S&P Global Platts’ Japan-Korea-Marker (JKM), which is used as a reference point for Asian spot LNG prices, rose to $28.221 per MMBTU in January for a cargo for delivery in February.

Kamal said that the government often can’t purchase LNG under the long-term contracts for which it has been trying to procure LNG from the spot market.

Petrobangla is currently supplying only 2,700mmcfd of gas against the demand for 3,500mmcfd.

In reply to a question, Kamal said that Vitol Asia Pte Ltd, Singapore is not blacklisted in Bangladesh while the government usually makes any procurement considering the interest of the country.

The finance minister also informed that the concerned ministry would be asked to look into whether the company is blacklisted in any country, adding that updates in this regard might be available in the next meeting.

The CCGP approved another proposal under which the Mazid Sons Constructions Ltd will construct a 12-storey bachelor officer’s quarters, 10-storey force barrack and 8-storey DAD mess cum MT shed at RAB headquarters with around Tk 1.92 billion under the WD-1(b) lot of the project for constructing RAB Forces headquarters.

Besides, in another proposal approved in the meeting, the joint venture of Bangla         

Builders Ltd and L JI will construct a 15-storey residential building at Sylhet district police lines with around Tk 596.3mn under the WD-3 (a) lot of the project for building nine residential towers for Bangladesh Police in different parts of the country.

Besides, the CCGP meeting approved another proposal under which the Padma Associates & Engineers Ltd (PAEL) will construct two 20-storey residential buildings for government officials at the zone-A of Azimpur government colony with over Tk 1.76 billion.

Prior to the CCGP meeting, a meeting on the Cabinet Committee on Economic Affairs was held virtually with the finance minister in the chair.

The meeting approved in principle a proposal for procuring 25 wheel excavators for pourashavas under Direct Procurement Method (DPM) by the LGED on emergency state purpose.

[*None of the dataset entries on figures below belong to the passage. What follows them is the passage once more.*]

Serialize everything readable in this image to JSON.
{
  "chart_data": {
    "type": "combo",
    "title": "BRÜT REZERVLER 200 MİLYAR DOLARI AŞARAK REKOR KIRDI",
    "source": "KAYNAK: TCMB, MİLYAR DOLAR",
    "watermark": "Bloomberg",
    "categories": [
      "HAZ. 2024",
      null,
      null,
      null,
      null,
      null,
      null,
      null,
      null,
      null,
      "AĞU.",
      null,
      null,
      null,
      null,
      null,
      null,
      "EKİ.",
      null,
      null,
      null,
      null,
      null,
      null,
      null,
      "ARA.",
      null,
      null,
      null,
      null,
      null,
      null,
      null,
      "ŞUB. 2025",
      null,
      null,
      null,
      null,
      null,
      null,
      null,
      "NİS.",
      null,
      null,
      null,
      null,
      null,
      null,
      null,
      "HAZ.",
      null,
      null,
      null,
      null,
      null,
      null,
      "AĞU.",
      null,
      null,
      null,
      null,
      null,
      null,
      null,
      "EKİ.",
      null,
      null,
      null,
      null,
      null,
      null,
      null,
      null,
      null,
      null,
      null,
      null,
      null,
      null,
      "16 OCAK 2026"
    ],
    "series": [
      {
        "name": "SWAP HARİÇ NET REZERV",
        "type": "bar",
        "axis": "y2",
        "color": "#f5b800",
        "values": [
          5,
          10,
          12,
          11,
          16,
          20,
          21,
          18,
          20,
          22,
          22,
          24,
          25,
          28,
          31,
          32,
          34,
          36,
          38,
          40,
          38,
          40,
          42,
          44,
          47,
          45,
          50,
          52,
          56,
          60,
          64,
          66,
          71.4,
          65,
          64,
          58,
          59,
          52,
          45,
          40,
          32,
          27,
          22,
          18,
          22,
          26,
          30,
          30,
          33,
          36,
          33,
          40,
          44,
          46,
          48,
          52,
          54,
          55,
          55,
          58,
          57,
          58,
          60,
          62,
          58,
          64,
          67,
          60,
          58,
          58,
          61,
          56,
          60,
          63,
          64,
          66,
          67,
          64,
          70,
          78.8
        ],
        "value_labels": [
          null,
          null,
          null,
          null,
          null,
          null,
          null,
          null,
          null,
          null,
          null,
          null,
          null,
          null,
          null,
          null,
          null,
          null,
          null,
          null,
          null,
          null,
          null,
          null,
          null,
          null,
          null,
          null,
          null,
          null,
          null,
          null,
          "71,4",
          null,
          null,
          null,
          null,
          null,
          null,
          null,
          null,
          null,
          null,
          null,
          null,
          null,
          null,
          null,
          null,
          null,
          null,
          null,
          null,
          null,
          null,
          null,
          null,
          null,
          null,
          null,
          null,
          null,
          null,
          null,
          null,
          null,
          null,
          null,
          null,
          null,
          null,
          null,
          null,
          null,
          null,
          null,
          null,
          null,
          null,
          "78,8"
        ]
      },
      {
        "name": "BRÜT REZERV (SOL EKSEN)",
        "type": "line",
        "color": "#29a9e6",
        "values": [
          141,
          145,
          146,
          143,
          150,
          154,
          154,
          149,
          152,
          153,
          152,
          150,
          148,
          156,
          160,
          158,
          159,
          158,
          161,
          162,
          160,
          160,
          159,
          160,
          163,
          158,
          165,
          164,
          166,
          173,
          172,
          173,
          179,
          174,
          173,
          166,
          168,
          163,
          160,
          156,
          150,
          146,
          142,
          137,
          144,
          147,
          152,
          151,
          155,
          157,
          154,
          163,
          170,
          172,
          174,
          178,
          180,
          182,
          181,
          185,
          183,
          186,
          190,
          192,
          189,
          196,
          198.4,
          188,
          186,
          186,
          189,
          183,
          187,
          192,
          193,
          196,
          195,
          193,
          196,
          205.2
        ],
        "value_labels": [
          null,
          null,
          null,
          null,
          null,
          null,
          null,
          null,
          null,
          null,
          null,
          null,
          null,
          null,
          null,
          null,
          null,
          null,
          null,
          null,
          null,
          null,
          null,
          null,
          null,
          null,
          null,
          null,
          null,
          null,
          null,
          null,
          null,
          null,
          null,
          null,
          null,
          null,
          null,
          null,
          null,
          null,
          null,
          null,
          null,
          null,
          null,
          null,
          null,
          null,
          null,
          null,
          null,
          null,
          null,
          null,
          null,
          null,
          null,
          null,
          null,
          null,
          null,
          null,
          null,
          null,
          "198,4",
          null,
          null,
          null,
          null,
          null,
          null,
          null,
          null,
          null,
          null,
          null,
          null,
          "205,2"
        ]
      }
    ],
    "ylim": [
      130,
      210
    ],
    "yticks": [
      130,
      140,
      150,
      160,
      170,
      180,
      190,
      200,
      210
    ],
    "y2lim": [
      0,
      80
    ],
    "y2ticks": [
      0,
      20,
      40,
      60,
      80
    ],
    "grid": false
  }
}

Besides, the Ministry of Food apprised the meeting that the revised demand for food grains in the current fiscal year (FY21) is 24,55,007 metric tons including 18,64,829 metric tons of rice and 5,90,178 metric tons of wheat.

The meeting was informed that the government would have to collect more 14,49,529 metric tons of food grains in the current fiscal year.